Protecting a business can be a full-time job — with full-time worries. Just consider the issues you need to be alert to every day:

• Worms and viruses that can sneak into your computer systems
• Hackers trying to gain access to your company's confidential data
• Employees who might download harmful files from the internet
• A disaster or accidental deletion that could wipe out critical business records

With so many demands and so many variables, staying on top of security matters can be daunting. Fortunately, there are basic things you can do to reduce security risks. You'll never get rid of them entirely. But by taking full advantage of the latest technologies, you can be confident you have done everything you can to protect your company.

Ask the Tough Questions
Ask yourself these questions to assess how secure your organization is and what improvements you should consider making.

	TIP: Use a pop-up blocker to protect your computer from malicious pop-up windows that open when you're browsing the web. A pop-up blocker is a utility that prevents the windows from opening. Many pop-up blockers are compatible with Internet Explorer, including the free MSN toolbar.

1. Do we have the latest updates and security patches installed on all of our servers, desktop and laptop PCs?
   If you don't, this is one of the easiest deficiencies to correct.
   • To get the latest updates for your Windows operating system, software and hardware, go to Microsoft Update. It scans your computer to determine which updates you need and then you can download any or all of them.
   • To improve the security and stability of your Microsoft Office software, go to Office Update and follow the Check for Updates link.

If you use Windows XP Professional, there is an even easier way to get updates. Simply activate the Automatic Updates feature, which allows your PC to automatically notify you of important updates once they are made available.


2. Is the anti-virus software current on all of our machines?
   It's not enough to simply have anti-virus software. Virus writers are prolific, releasing hundreds of viruses each month. That means you need to keep not only your operating system current but also your virus protection software. And make sure it is current on every PC and laptop in your organization.
   
   However, relying on users to stay current with software updates may not be effective in every organization. Employees may forget or may not think it's important. That's one of the benefits of a server-based environment, where updates to PCs and laptops can actually be managed from the server.



3. Does everyone understand they should never open e-mail attachments they aren't expecting or that come from senders they don't know or trust?
   Even with the most current anti-virus software, there's always a possibility that a destructive worm or virus will get through.
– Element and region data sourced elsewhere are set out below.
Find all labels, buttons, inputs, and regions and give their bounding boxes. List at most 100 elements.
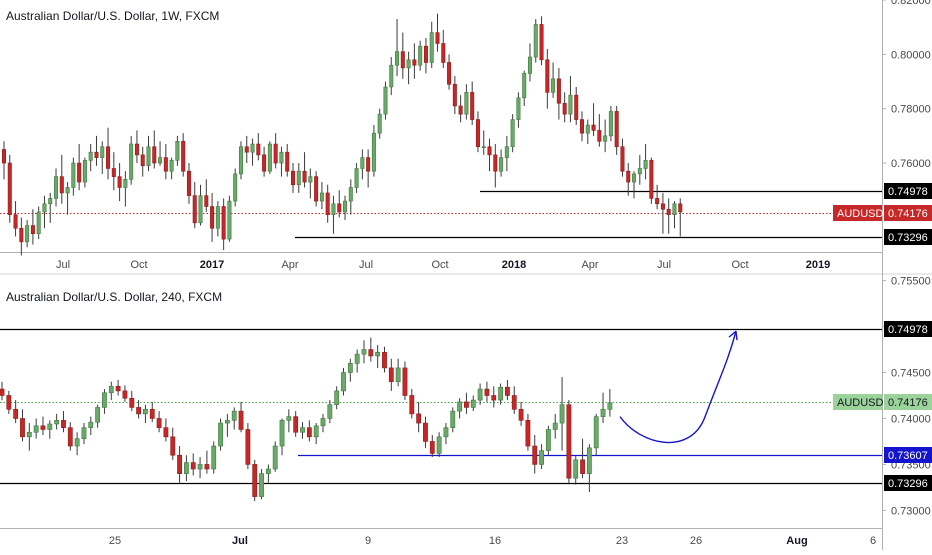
candle-body-down: [597, 130, 602, 142]
candle-body-up: [88, 421, 94, 428]
candle-body-up: [233, 173, 238, 202]
candle: [371, 125, 376, 177]
candle: [106, 127, 111, 180]
x-tick-label: Apr: [281, 259, 298, 271]
candle-body-down: [511, 395, 517, 410]
candle-body-down: [134, 143, 139, 156]
candle-body-down: [290, 170, 295, 186]
candle: [354, 163, 359, 193]
candle: [36, 206, 41, 240]
candle: [487, 138, 492, 172]
candle-body-down: [252, 464, 258, 497]
candle: [409, 389, 415, 419]
candle: [643, 144, 648, 180]
candle-body-up: [224, 420, 230, 424]
x-tick-label: 23: [616, 535, 628, 547]
candle-body-down: [306, 427, 312, 438]
candle: [156, 411, 162, 433]
bottom-time-axis[interactable]: 25 Jul 9 16 23 26 Aug 6: [109, 535, 876, 547]
top-time-axis[interactable]: Jul Oct 2017 Apr Jul Oct 2018 Apr Jul Oct 2019: [56, 259, 830, 271]
candle: [33, 418, 39, 439]
candle-body-down: [368, 349, 374, 357]
candle-body-up: [354, 353, 360, 364]
candle: [368, 337, 374, 362]
candle-body-up: [129, 143, 134, 180]
candle-body-down: [505, 386, 510, 396]
candle-body-down: [678, 203, 683, 213]
candle: [13, 400, 19, 424]
candle-body-down: [491, 395, 497, 401]
x-tick-label: Jul: [657, 259, 671, 271]
x-tick-label: 6: [870, 535, 876, 547]
candle-body-up: [184, 462, 189, 474]
candle-body-up: [215, 206, 220, 229]
candle-body-up: [573, 459, 579, 479]
candle-body-down: [181, 141, 186, 172]
candle-body-down: [163, 427, 169, 438]
candle-body-up: [286, 416, 292, 421]
x-tick-label: Jul: [56, 259, 70, 271]
candle-body-up: [197, 464, 203, 470]
candle-body-up: [510, 119, 515, 148]
candle-body-up: [158, 157, 163, 164]
candle-body-down: [111, 168, 116, 177]
candle-body-up: [375, 351, 381, 357]
candle-body-up: [250, 143, 255, 153]
candle: [61, 411, 66, 433]
x-tick-label: 16: [489, 535, 501, 547]
x-tick-label: Oct: [431, 259, 448, 271]
x-tick-label: Oct: [731, 259, 748, 271]
candle: [250, 138, 255, 166]
candle-body-down: [314, 176, 319, 202]
candle: [186, 163, 191, 204]
bottom-price-labels: 0.74978 0.73607 0.73296 AUDUSD 0.74176: [833, 321, 932, 491]
candle-body-down: [458, 105, 463, 115]
candle-body-down: [262, 154, 267, 172]
candle-body-up: [603, 135, 608, 142]
candle-body-up: [600, 408, 606, 417]
candle-body-down: [177, 454, 182, 474]
candle-body-up: [218, 422, 223, 447]
candle-body-up: [418, 45, 423, 66]
candle: [435, 13, 440, 52]
candle: [252, 459, 258, 502]
level-label: 0.73607: [888, 450, 928, 462]
candle-body-up: [26, 431, 32, 438]
level-label-bg: [884, 447, 932, 463]
candle-body-up: [327, 404, 333, 419]
candle-body-down: [238, 410, 244, 430]
y-tick-label: 0.76000: [891, 158, 931, 170]
candle-body-down: [190, 462, 196, 470]
candle-body-up: [211, 445, 217, 470]
candle: [129, 135, 134, 185]
candle-body-down: [412, 59, 417, 66]
candle: [65, 182, 70, 215]
bottom-chart-title: Australian Dollar/U.S. Dollar, 240, FXCM: [6, 290, 222, 304]
candle: [227, 195, 232, 242]
x-tick-label: Apr: [581, 259, 598, 271]
candle-body-up: [36, 211, 41, 234]
candle: [504, 135, 509, 172]
candle: [579, 111, 584, 142]
x-tick-label: 9: [365, 535, 371, 547]
candle: [265, 464, 271, 483]
candle-body-up: [672, 203, 677, 215]
candle: [42, 195, 47, 229]
candle-body-up: [279, 420, 285, 447]
candle-body-up: [198, 195, 203, 224]
candle: [505, 379, 510, 401]
top-price-axis[interactable]: 0.82000 0.80000 0.78000 0.76000: [882, 0, 931, 170]
candle: [389, 57, 394, 96]
candle-body-down: [40, 425, 46, 430]
candle-body-down: [30, 225, 35, 234]
candle: [158, 141, 163, 166]
candle: [308, 168, 313, 199]
top-candles: [1, 13, 683, 256]
candle: [457, 398, 463, 419]
candle-body-up: [65, 187, 70, 194]
candle: [108, 381, 114, 401]
candle: [136, 400, 141, 419]
candle: [400, 32, 405, 79]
That's why your entire organization needs to be cautious about e-mail attachments and downloading files from the internet. Consider making these safety tips company policy:
   • Never open suspicious e-mail attachments or those from unknown or untrustworthy senders
   • Configure e-mail to read all messages you receive as plain text to increase security
   • Set the security level on Internet Explorer to the highest level and make exceptions for trusted websites only
   • Use a utility that blocks pop-up ads, which can be used to install malicious code on computers



4. Do we have a regular back-up procedure, are we following it and do we verify the back-up is accurate?
   Backing up the data on your computers is one of the simplest and most effective "safety nets" you can institute. It's also inexpensive. The idea is to routinely make electronic copies of everything on your computers. The copies should be stored off-site so that in the event of a disaster or accidental deletion, you have a way to restore the bulk of your lost data.



5. Have we installed a firewall?
   If your company uses always-on broadband to connect to the internet, install a firewall as a basic line of defence against outside intruders. There are two basic types: 1) a software firewall such as the Microsoft Internet Connection Firewall that's included in Windows XP Professional protects the machine it runs on, and 2) a hardware firewall that blocks all traffic between the internet and your entire network except for traffic from senders who are specifically trusted.
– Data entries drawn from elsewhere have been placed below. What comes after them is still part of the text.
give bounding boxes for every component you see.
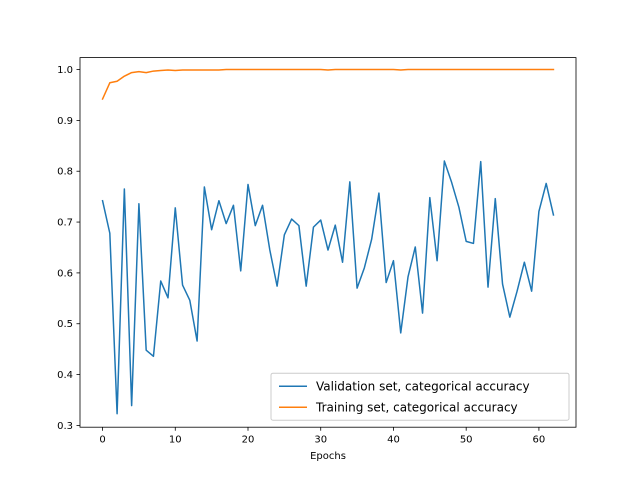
x-tick-label: 10 — [169, 435, 182, 446]
y-axis-ticks: 0.3 0.4 0.5 0.6 0.7 0.8 0.9 1.0 — [57, 65, 80, 432]
x-tick-label: 40 — [387, 435, 400, 446]
plot-frame — [79, 57, 577, 428]
y-tick-label: 0.6 — [57, 268, 73, 279]
x-tick-label: 60 — [533, 435, 546, 446]
x-axis-ticks: 0 10 20 30 40 50 60 — [99, 427, 545, 446]
y-tick-label: 0.8 — [57, 167, 73, 178]
x-axis-label: Epochs — [310, 451, 346, 462]
series-line-0 — [101, 160, 555, 415]
legend-items: Validation set, categorical accuracy Trai… — [279, 380, 530, 415]
y-tick-label: 0.9 — [57, 116, 73, 127]
y-tick-label: 0.4 — [57, 370, 73, 381]
series-line-1 — [101, 68, 555, 101]
legend-label-1: Training set, categorical accuracy — [315, 401, 518, 415]
x-tick-label: 20 — [242, 435, 255, 446]
x-tick-label: 50 — [460, 435, 473, 446]
y-tick-label: 0.5 — [57, 319, 73, 330]
legend-box — [270, 372, 570, 421]
legend: Validation set, categorical accuracy Trai… — [270, 372, 570, 421]
legend-label-0: Validation set, categorical accuracy — [316, 380, 530, 394]
x-tick-label: 0 — [99, 435, 105, 446]
x-tick-label: 30 — [314, 435, 327, 446]
y-tick-label: 0.7 — [57, 218, 73, 229]
y-tick-label: 0.3 — [57, 421, 73, 432]
series-layer — [101, 68, 555, 415]
y-tick-label: 1.0 — [57, 65, 73, 76]
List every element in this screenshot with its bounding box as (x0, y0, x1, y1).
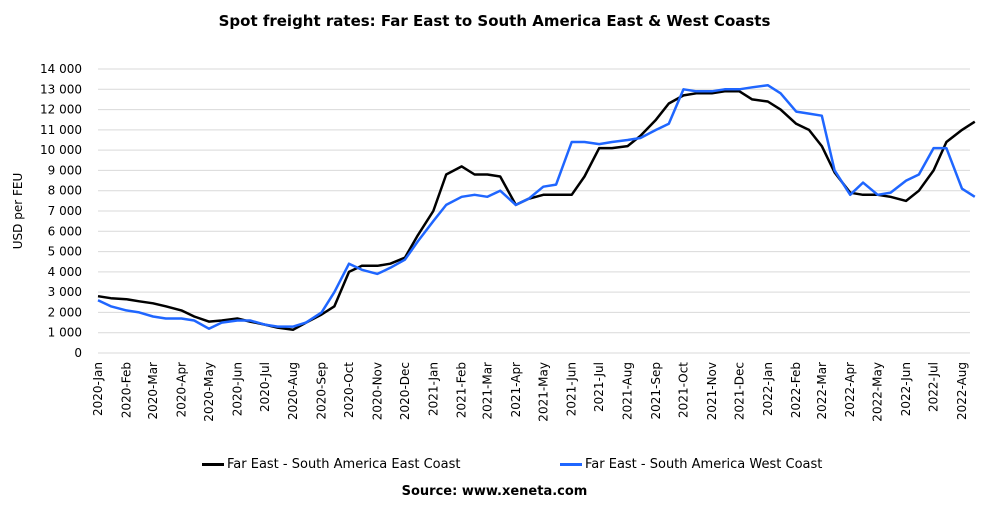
x-tick-label: 2021-Dec (732, 362, 746, 420)
x-tick-label: 2022-May (871, 362, 885, 422)
x-tick-label: 2021-Jun (565, 362, 579, 416)
x-tick-label: 2021-Oct (676, 362, 690, 418)
x-tick-label: 2021-Aug (621, 362, 635, 420)
x-tick-label: 2021-Apr (509, 362, 523, 417)
y-tick-label: 11 000 (40, 123, 82, 137)
x-tick-label: 2020-May (202, 362, 216, 422)
y-tick-label: 9 000 (48, 163, 82, 177)
x-tick-label: 2022-Mar (815, 362, 829, 420)
x-tick-label: 2021-Jan (426, 362, 440, 416)
x-tick-label: 2020-Sep (315, 362, 329, 420)
x-tick-label: 2020-Jan (91, 362, 105, 416)
y-tick-label: 14 000 (40, 62, 82, 76)
x-tick-label: 2020-Nov (370, 362, 384, 420)
x-tick-label: 2022-Aug (955, 362, 969, 420)
source-note: Source: www.xeneta.com (401, 484, 588, 499)
x-tick-label: 2020-Dec (398, 362, 412, 420)
x-tick-label: 2020-Oct (342, 362, 356, 418)
y-tick-label: 4 000 (48, 265, 82, 279)
x-tick-label: 2020-Jun (230, 362, 244, 416)
series-line-west-coast (97, 83, 976, 330)
y-tick-label: 6 000 (48, 224, 82, 238)
x-tick-label: 2021-May (536, 362, 550, 422)
x-tick-label: 2021-Feb (455, 362, 469, 418)
x-tick-label: 2022-Jul (927, 362, 941, 412)
chart-title: Spot freight rates: Far East to South Am… (218, 12, 771, 30)
y-tick-label: 0 (74, 346, 82, 360)
y-tick-label: 10 000 (40, 143, 82, 157)
y-tick-label: 8 000 (48, 184, 82, 198)
legend-swatch-east-coast (202, 463, 224, 466)
x-tick-label: 2022-Feb (789, 362, 803, 418)
y-tick-label: 2 000 (48, 305, 82, 319)
legend-label-east-coast: Far East - South America East Coast (227, 457, 461, 472)
y-tick-label: 1 000 (48, 326, 82, 340)
y-tick-label: 5 000 (48, 245, 82, 259)
x-tick-label: 2021-Mar (480, 362, 494, 420)
y-tick-label: 3 000 (48, 285, 82, 299)
x-tick-label: 2020-Apr (174, 362, 188, 417)
x-tick-label: 2021-Jul (592, 362, 606, 412)
x-tick-label: 2022-Jun (899, 362, 913, 416)
x-tick-label: 2022-Jan (761, 362, 775, 416)
x-tick-label: 2021-Nov (705, 362, 719, 420)
y-tick-label: 12 000 (40, 103, 82, 117)
x-tick-label: 2022-Apr (843, 362, 857, 417)
x-tick-label: 2020-Aug (286, 362, 300, 420)
y-tick-label: 13 000 (40, 82, 82, 96)
x-tick-label: 2021-Sep (649, 362, 663, 420)
legend-item-east-coast: Far East - South America East Coast (202, 457, 460, 472)
legend-item-west-coast: Far East - South America West Coast (560, 457, 822, 472)
x-tick-label: 2020-Jul (258, 362, 272, 412)
x-tick-label: 2020-Mar (146, 362, 160, 420)
x-tick-label: 2020-Feb (119, 362, 133, 418)
legend-swatch-west-coast (560, 463, 582, 466)
legend-label-west-coast: Far East - South America West Coast (585, 457, 823, 472)
y-axis-label: USD per FEU (11, 173, 25, 249)
y-tick-label: 7 000 (48, 204, 82, 218)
6. Do we have a clear policy on employee internet use and is it monitored and/or enforced?
   If you don't have an internet policy, your company and employees are at risk. And the risks can be serious, from the harmful downloads discussed above to offensive and/or illegal activity that can jeopardise your company's reputation and create messy legal problems.



7. Do we use strong passwords and are we diligent about keeping them private?
   Be honest about this one: There's a big difference between having passwords and using strong passwords. In many workplaces, it is common for employees to share passwords, post them next to their computers or choose passwords that are easy to guess. Worse yet, they use the same passwords for everything and never change them. Make sure everyone knows how to create strong passwords.
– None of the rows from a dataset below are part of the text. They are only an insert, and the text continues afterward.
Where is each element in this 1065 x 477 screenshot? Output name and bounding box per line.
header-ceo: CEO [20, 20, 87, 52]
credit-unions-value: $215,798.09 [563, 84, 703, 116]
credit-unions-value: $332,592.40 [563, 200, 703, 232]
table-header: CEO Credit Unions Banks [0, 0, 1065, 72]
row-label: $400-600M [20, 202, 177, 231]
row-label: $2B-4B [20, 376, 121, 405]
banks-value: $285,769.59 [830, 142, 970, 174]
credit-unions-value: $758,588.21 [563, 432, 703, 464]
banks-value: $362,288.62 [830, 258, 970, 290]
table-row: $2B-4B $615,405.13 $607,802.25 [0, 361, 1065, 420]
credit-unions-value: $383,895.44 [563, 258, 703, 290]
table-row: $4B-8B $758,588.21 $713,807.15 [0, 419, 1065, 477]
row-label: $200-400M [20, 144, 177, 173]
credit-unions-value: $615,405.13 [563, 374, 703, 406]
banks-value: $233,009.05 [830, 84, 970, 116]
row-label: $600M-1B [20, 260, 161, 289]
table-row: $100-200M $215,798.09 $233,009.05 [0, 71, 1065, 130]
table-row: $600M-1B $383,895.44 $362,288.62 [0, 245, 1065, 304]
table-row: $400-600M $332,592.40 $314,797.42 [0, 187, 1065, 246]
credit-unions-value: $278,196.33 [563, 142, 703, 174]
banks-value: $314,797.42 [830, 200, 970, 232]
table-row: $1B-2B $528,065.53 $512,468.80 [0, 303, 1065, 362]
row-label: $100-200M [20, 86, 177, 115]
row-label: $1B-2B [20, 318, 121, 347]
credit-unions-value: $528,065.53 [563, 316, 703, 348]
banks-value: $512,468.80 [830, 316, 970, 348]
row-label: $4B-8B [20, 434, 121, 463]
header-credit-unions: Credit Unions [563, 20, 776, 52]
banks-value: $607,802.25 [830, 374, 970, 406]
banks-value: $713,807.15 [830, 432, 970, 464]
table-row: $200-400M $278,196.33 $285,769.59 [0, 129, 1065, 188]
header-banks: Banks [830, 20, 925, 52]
8. Do we have a secure way for remote users to access our network?
   Enabling employees to access your network from the road or from home is great for efficiency, but it also exposes your network to risk. For small businesses, Windows Small Business Server 2003 offers a full slate of features designed to make remote access less risky. One is Remote Web Workplace, a remote portal that allows authorised users to access e-mail or their company's internal websites, from anywhere through a Virtual Private Network or over the internet.
   
   With the Remote Desktop feature in Windows XP Professional, you can remotely control your computer from another office, from home, or while travelling. This allows you to use the data, applications and network resources that are on your office computer, without being in your office.
   
   Making sure your company data is safe and secure is a demanding job, no question about it. But at least recent technology can remove some of the worries.